Strings of light, sculptural fluidity and boreal shades: a new degree of experience for Moya restaurant

The Italian architect Maurizio Lai redesigns a fusion cuisine restaurant in the North of Italy with bright installations, bold signs and abstract geometries.

The Italian architect Maurizio Lai designs with sartorial care a place where lights, colors and abstract geometries express an intensely creative compositional language. For Moya, a fusion cuisine restaurant, bright installations and geometric cuts recur within an essential container, building an unexpected identity model, far from the collective imagination of a standardized Asian eatery.

Maurizio Lai devises the character and the functions of a place of over 1000 square meters, providing an opportunity to surprise and reassure the guest.

The interior design is developed in a material, sensorial and chromatic narrative, divided into diverse environments to involve and amplify perception.

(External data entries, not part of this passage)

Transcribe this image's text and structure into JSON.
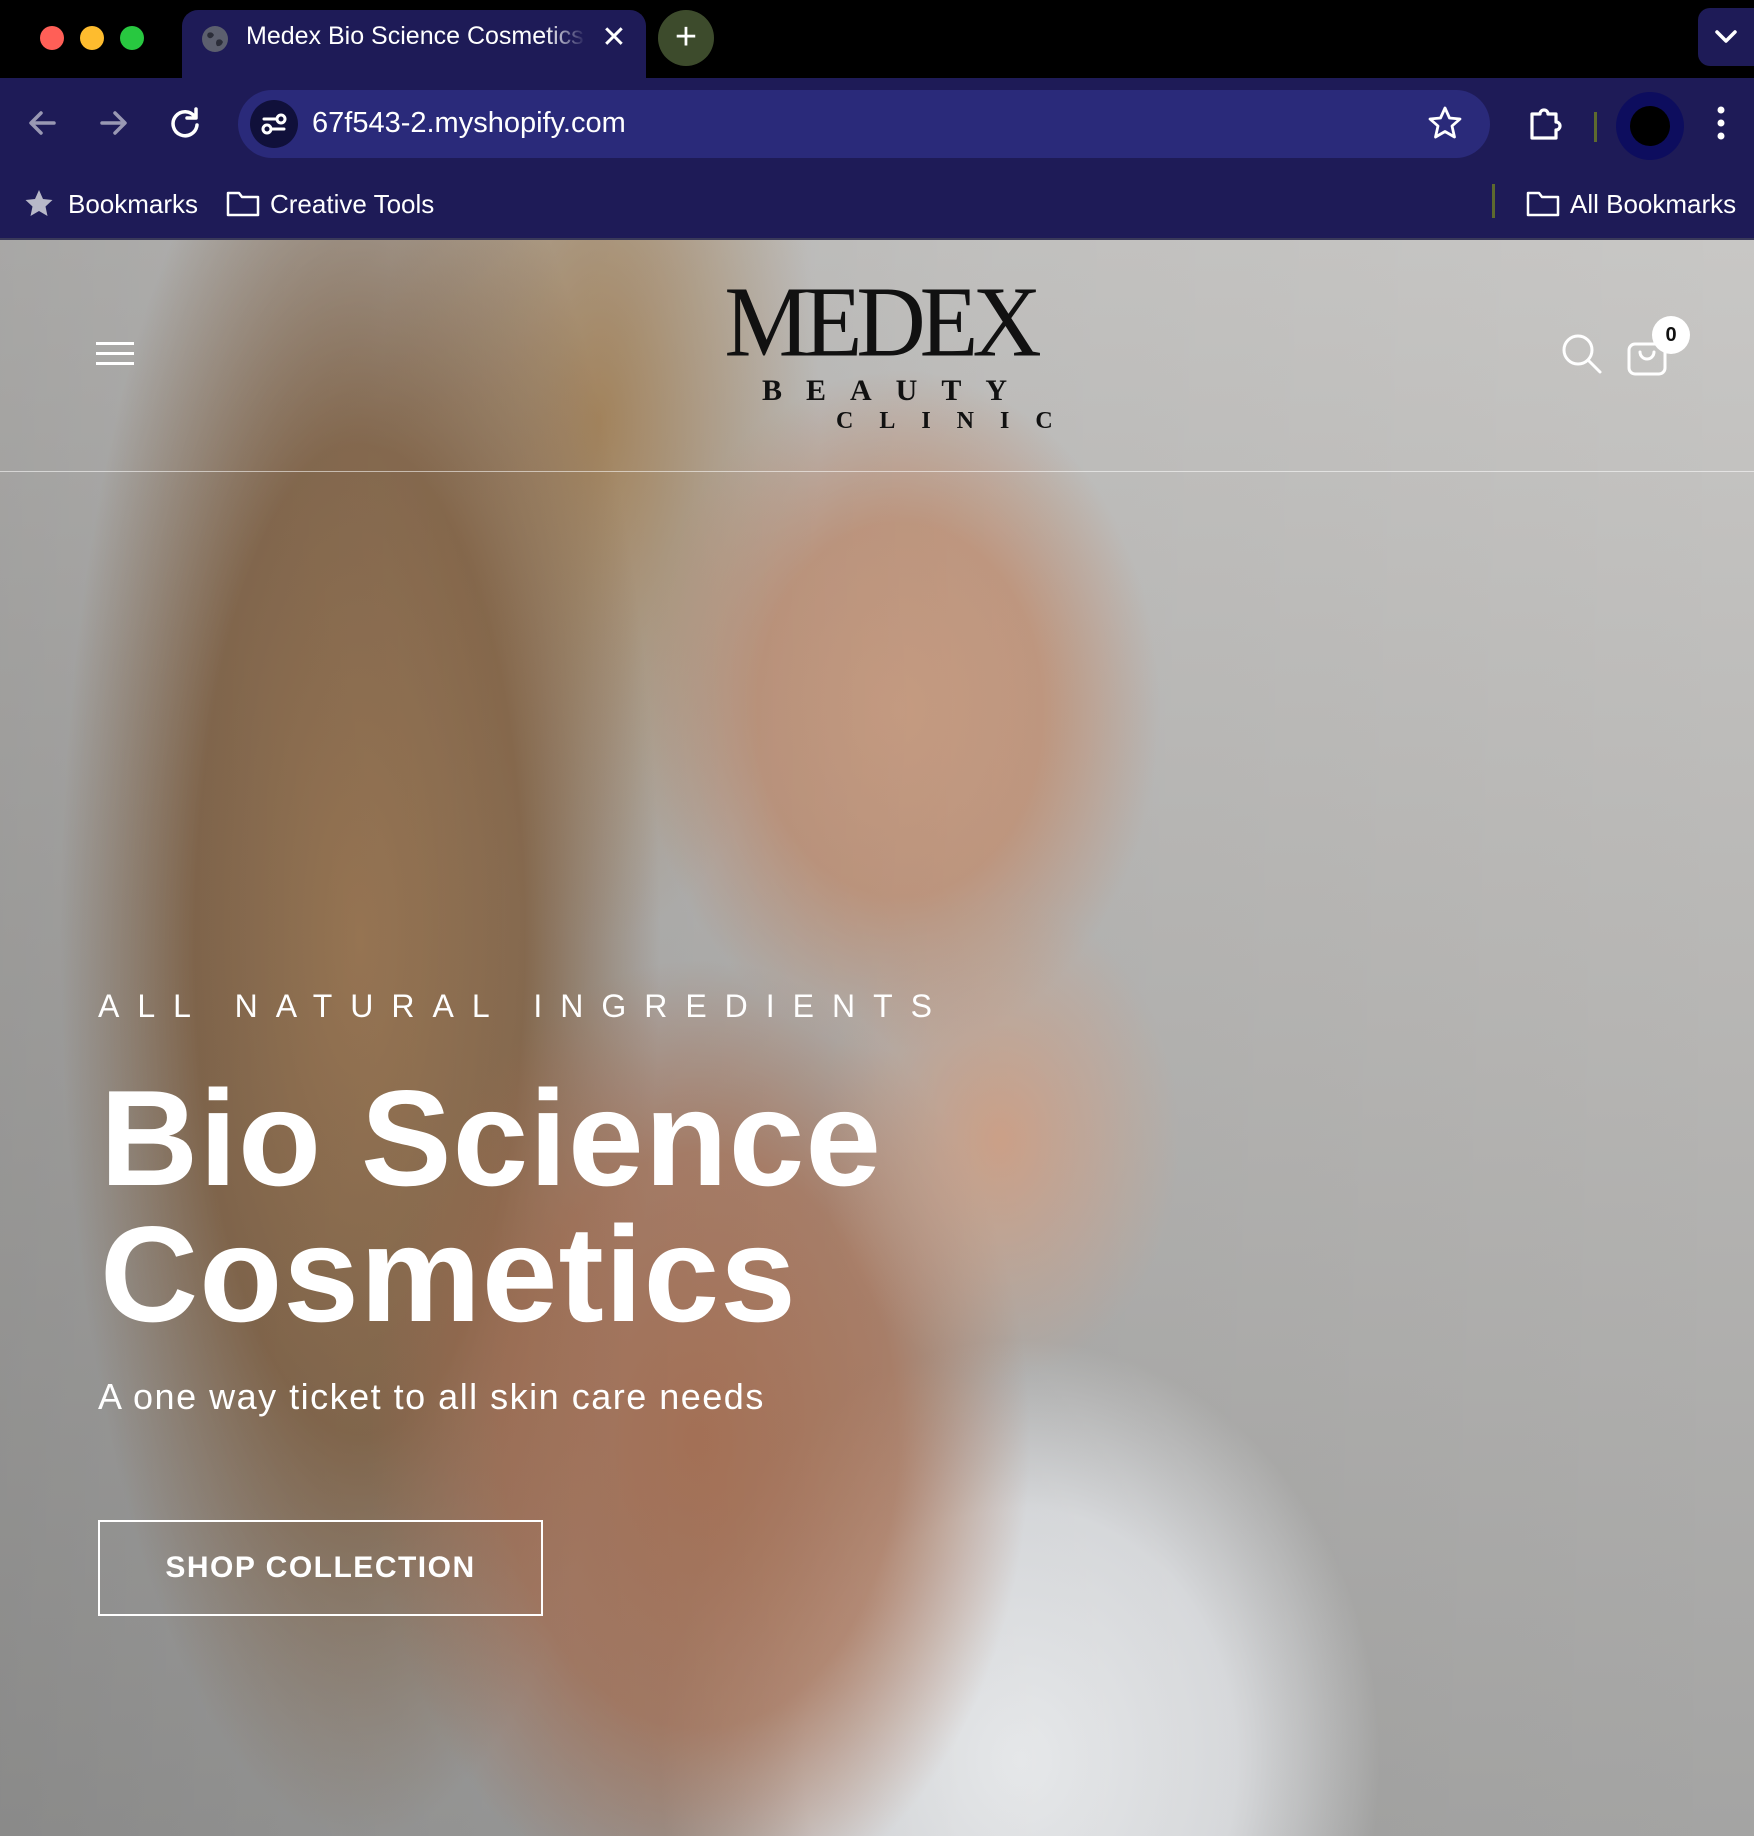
{
  "browser": {
    "tab_title": "Medex Bio Science Cosmetics",
    "new_tab_label": "+",
    "tab_close_label": "✕",
    "url": "67f543-2.myshopify.com",
    "bookmarks": [
      {
        "label": "Bookmarks",
        "icon": "star-icon"
      },
      {
        "label": "Creative Tools",
        "icon": "folder-icon"
      }
    ],
    "all_bookmarks": "All Bookmarks",
    "colors": {
      "tabstrip": "#000000",
      "toolbar": "#1e1b57",
      "omnibox": "#2a2a7a"
    }
  },
  "site": {
    "logo": {
      "main": "MEDEX",
      "line2": "BEAUTY",
      "line3": "CLINIC"
    },
    "cart_count": "0",
    "icons": [
      "menu-icon",
      "search-icon",
      "cart-icon"
    ]
  },
  "hero": {
    "eyebrow": "ALL NATURAL INGREDIENTS",
    "title_line1": "Bio Science",
    "title_line2": "Cosmetics",
    "subtitle": "A one way ticket to all skin care needs",
    "cta_label": "SHOP COLLECTION"
  }
}
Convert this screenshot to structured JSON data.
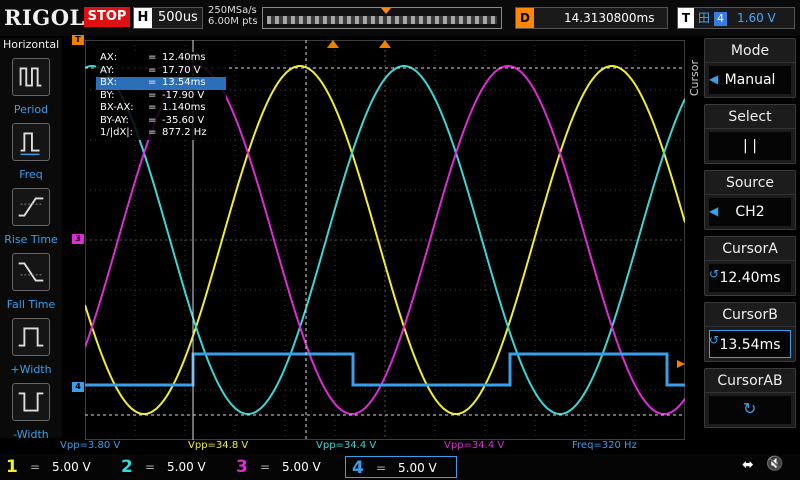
{
  "header": {
    "logo": "RIGOL",
    "status": "STOP",
    "timebase_label": "H",
    "timebase": "500us",
    "sample_rate": "250MSa/s",
    "memory_depth": "6.00M pts",
    "delay_label": "D",
    "delay": "14.3130800ms",
    "trigger_label": "T",
    "trigger_icon": "rising-edge-icon",
    "trigger_channel": "4",
    "trigger_level": "1.60 V"
  },
  "left_panel": {
    "title": "Horizontal",
    "items": [
      {
        "label": "Period",
        "icon": "period-icon"
      },
      {
        "label": "Freq",
        "icon": "freq-icon"
      },
      {
        "label": "Rise Time",
        "icon": "rise-time-icon"
      },
      {
        "label": "Fall Time",
        "icon": "fall-time-icon"
      },
      {
        "label": "+Width",
        "icon": "pos-width-icon"
      },
      {
        "label": "-Width",
        "icon": "neg-width-icon"
      }
    ]
  },
  "cursor_info": [
    {
      "key": "AX:",
      "eq": "=",
      "value": "12.40ms"
    },
    {
      "key": "AY:",
      "eq": "=",
      "value": "17.70 V"
    },
    {
      "key": "BX:",
      "eq": "=",
      "value": "13.54ms"
    },
    {
      "key": "BY:",
      "eq": "=",
      "value": "-17.90 V"
    },
    {
      "key": "BX-AX:",
      "eq": "=",
      "value": "1.140ms"
    },
    {
      "key": "BY-AY:",
      "eq": "=",
      "value": "-35.60 V"
    },
    {
      "key": "1/|dX|:",
      "eq": "=",
      "value": "877.2 Hz"
    }
  ],
  "channel_markers": {
    "ch3": "3",
    "ch4": "4"
  },
  "measurements": [
    {
      "text": "Vpp=3.80 V",
      "color": "#3a9ee8"
    },
    {
      "text": "Vpp=34.8 V",
      "color": "#f2ef2a"
    },
    {
      "text": "Vpp=34.4 V",
      "color": "#38d8d8"
    },
    {
      "text": "Vpp=34.4 V",
      "color": "#e02ad8"
    },
    {
      "text": "Freq=320 Hz",
      "color": "#3a9ee8"
    }
  ],
  "channels": [
    {
      "num": "1",
      "eq": "=",
      "scale": "5.00 V",
      "color": "#f2ef2a"
    },
    {
      "num": "2",
      "eq": "=",
      "scale": "5.00 V",
      "color": "#38d8d8"
    },
    {
      "num": "3",
      "eq": "=",
      "scale": "5.00 V",
      "color": "#e02ad8"
    },
    {
      "num": "4",
      "eq": "=",
      "scale": "5.00 V",
      "color": "#3a9ee8"
    }
  ],
  "right_panel": {
    "vertical_label": "Cursor",
    "buttons": [
      {
        "title": "Mode",
        "value": "Manual"
      },
      {
        "title": "Select",
        "value": "|   |"
      },
      {
        "title": "Source",
        "value": "CH2"
      },
      {
        "title": "CursorA",
        "value": "12.40ms"
      },
      {
        "title": "CursorB",
        "value": "13.54ms"
      },
      {
        "title": "CursorAB",
        "value": ""
      }
    ]
  },
  "colors": {
    "ch1": "#f2ef2a",
    "ch2": "#38d8d8",
    "ch3": "#e02ad8",
    "ch4": "#3a9ee8",
    "accent": "#f08000"
  }
}
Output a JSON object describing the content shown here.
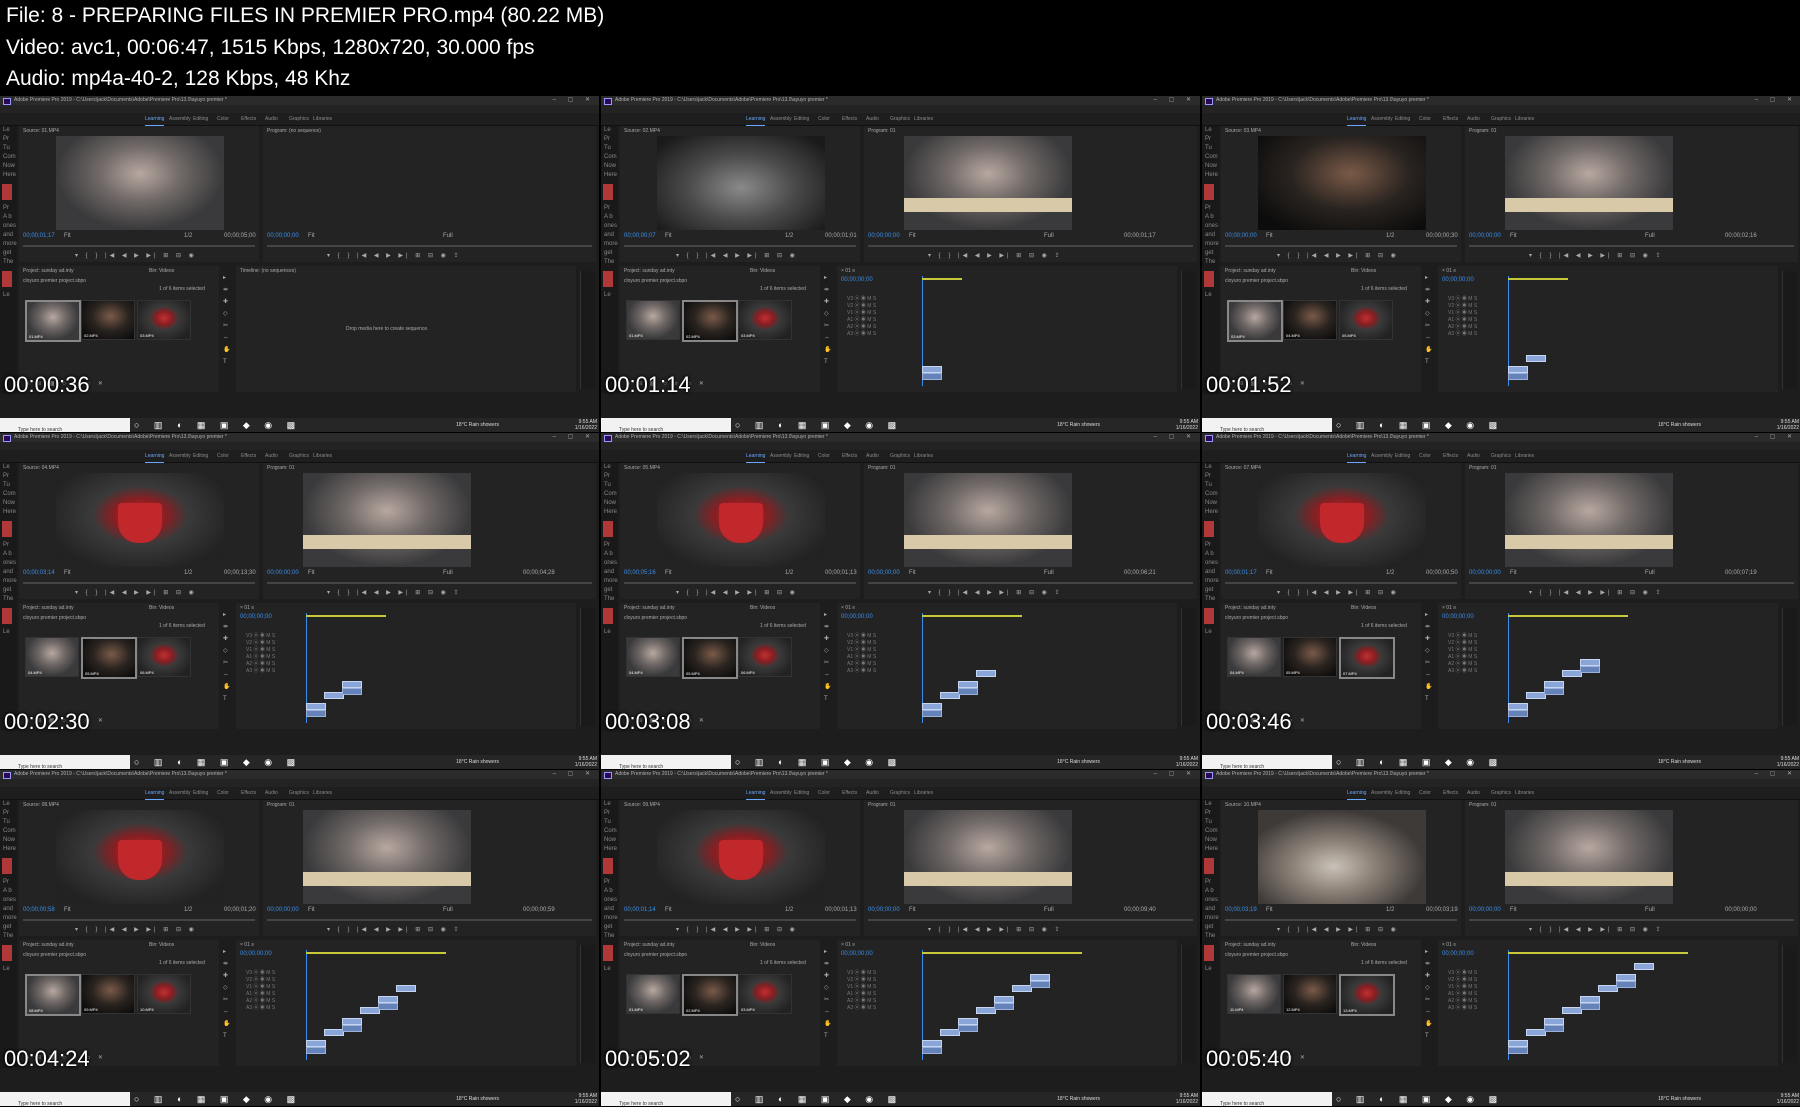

The architectural reconfiguration of the former building is highlighted by the facade design. A process of underlining and accents carries out linear luminous elements, while oversized windows make the interior space permeable.

The entrance

The synergy between architecture, design and the artistic gesture, which characterizes Maurizio Lai’s work, expresses itself in a joyful light installation. A fluid and climbing light string that connects the space, a three-dimensional signature, it introduces a theme of dynamism and verticality and dominates the hall, developing in height up to the second floor.

The backdrop is an emerald green glass wall with a vertical scan of vivid spots. Deep surfaces in bronzed mirrors plaster the walls of the stairwell reflecting the installation indefinitely, expanding the space and its vision.

The light installations

The spacious principal dining room is embellished with a second installation. An orderly scan of digital prints on backlit polycarbonate plates paints an essentially aquatic landscape, with shades adjacent to the color modulations on the walls, but in contrast with the warmth of the wooden paneling of the room. The horizontal sculpture communicates with the design project along the sidewalls, where a series of custom made lamps draw on polychrome glass the sense of perpetual northern lights.

Other luminous accessories in back-painted glass, spinning-off from this first sign, are widespread in the connected rooms, naturally accompanying, with their presence, the gaze of the guests.

The internal spaces

Moya defines a modern space: it illustrates a novel idea of contemporary aesthetics, through the conjury of the senses and futurist references, filtered by Maurizio Lai’s visual poetics. The elegant dining rooms, developed on two floors, are carefully distinguished by a chromatic tale, that contrasts the deep tones of the coverings with crystal elements and luminous features. Softly diffused light emerges as a distinctive sign, shining through several custom-made fittings, to amplify the visual experience. Backlit surfaces, diffused projection and recessed lighting mix with the wooden and velvety coatings, as well as with the ceramic and glass coverings, for a fluid sensation.

The front desk, in coupled orange backlit glass, interspersed with Alpi veneered wood strips, visually anticipates a metric and detailed scan that recurs in the wall claddings, the dividers, the bar and the sushi counters.

The seamless floors are in ceramic, with a stoneware effect, by Florim, benches and seats have a powder-coated iron structure, with Elitìs fabric coverings.
In the secondary dining room on the ground floor — which overlooks the private garden through a generous window — the natural suggestions are amplified by the effective use of floating glass, which Maurizio Lai chooses to generate a precise sequence of vertical dividers, illuminated on the coast.

Thin vertical glass strips are conveniently used to whimsically divide the ample space with a diffuse perspective effect, voluntarily recalling the aqueous tones of the luminous installations on the side walls.